Cookery courses and school holiday clubs are among a new range of services being developed by the King’s Lynn Foodbank, the group has revealed.
Officials from the charity, which is based at the British Red Cross centre on Austin Fields, say demand for their services is still continuing to rise.
And they hope the new initiatives, which were unveiled to representatives of church groups and other community organisations on Thursday, can support even more people in need.
Alan Bunn, area support manager for the British Red Cross in Norfolk, Suffolk and Cambridgeshire, said: “We’re working together to reach more vulnerable people.”
The Red Cross already refers people who use its services to the Foodbank where necessary and workers from its Older Persons Outreach Service are registered to issue food vouchers to those in need.
The two charities are now planning to begin a programme of cookery courses for service users in the new year.
They hope the initiative will raise awareness of the nutritional value of foods and encourage people to eat more healthily, despite their limited incomes.
Researchers have repeatedly argued in recent years that the comparatively high cost of healthy foods means people on low incomes are more likely to choose cheaper, but less nutritionally valuable alternatives.
But Mr Bunn said: “It’s about making sure they’re buying the right foods.
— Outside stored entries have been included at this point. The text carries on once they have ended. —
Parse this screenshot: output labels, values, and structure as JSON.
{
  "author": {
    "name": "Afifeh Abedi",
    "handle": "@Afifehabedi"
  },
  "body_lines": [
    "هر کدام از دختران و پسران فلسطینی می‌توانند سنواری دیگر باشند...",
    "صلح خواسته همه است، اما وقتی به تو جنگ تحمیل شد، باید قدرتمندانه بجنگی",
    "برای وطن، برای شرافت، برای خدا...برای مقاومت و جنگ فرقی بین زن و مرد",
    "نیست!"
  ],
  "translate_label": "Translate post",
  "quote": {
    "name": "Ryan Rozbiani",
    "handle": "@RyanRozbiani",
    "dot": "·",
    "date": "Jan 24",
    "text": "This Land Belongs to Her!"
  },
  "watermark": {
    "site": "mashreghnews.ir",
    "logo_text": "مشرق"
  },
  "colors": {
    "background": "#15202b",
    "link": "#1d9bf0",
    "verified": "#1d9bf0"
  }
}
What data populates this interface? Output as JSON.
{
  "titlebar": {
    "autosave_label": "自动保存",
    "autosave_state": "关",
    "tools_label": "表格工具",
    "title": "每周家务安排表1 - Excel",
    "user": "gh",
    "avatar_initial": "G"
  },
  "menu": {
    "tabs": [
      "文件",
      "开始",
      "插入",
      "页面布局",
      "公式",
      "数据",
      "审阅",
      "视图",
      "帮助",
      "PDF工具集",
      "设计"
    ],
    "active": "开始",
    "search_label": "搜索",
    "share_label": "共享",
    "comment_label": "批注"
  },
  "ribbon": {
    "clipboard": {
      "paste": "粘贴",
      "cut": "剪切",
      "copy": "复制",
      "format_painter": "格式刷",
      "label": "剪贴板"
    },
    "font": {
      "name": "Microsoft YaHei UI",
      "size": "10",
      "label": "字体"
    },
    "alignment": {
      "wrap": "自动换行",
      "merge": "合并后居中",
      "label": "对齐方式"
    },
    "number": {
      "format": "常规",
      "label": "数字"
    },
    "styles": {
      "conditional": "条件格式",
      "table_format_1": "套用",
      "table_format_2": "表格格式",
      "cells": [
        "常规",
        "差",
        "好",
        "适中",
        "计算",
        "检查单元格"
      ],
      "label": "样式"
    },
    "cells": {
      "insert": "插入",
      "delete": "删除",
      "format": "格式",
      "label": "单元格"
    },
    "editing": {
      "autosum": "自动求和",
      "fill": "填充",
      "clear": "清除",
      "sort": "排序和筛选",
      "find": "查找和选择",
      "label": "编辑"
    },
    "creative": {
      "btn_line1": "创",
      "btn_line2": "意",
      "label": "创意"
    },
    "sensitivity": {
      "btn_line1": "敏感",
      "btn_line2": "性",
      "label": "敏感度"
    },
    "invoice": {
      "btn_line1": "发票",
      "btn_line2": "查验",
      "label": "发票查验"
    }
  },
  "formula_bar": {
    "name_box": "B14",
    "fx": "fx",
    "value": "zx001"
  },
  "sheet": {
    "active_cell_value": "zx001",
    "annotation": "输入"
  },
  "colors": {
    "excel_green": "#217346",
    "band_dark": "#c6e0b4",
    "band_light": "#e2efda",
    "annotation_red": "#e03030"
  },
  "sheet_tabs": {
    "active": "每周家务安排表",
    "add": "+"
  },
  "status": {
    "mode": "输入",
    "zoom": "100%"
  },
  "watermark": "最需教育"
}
Fruit and vegetables aren’t that expensive in real terms.
“It’s about helping them to understand how they can better spend what bit of money they do have.”
The groups have also developed a Fun and Food In School Holidays (FISH) programme to support children who receive free school meals in term time, but whose parents can struggle to cope during the holidays.
The Trussell Trust, the charity which leads the national network of Foodbanks, says it recorded a sharp rise in the number of emergency referrals during the summer holidays in 2014, compared to the preceding three months.
And, across Norfolk as a whole, around a third of more than 9,000 emergency food supplies were given to children.
A similar initiative was established in Norwich earlier this year. The first event of its kind in Lynn is set to take place later this month.
Although Foodbank use in Lynn remains high, officials fear the true scale of need in the town and surrounding areas could be far higher.
Community workers attending the partnership session were urged to continue to refer people in crisis to the Foodbank for support.
The Red Cross says many of the people it supports often face financial problems, including being able to buy enough food.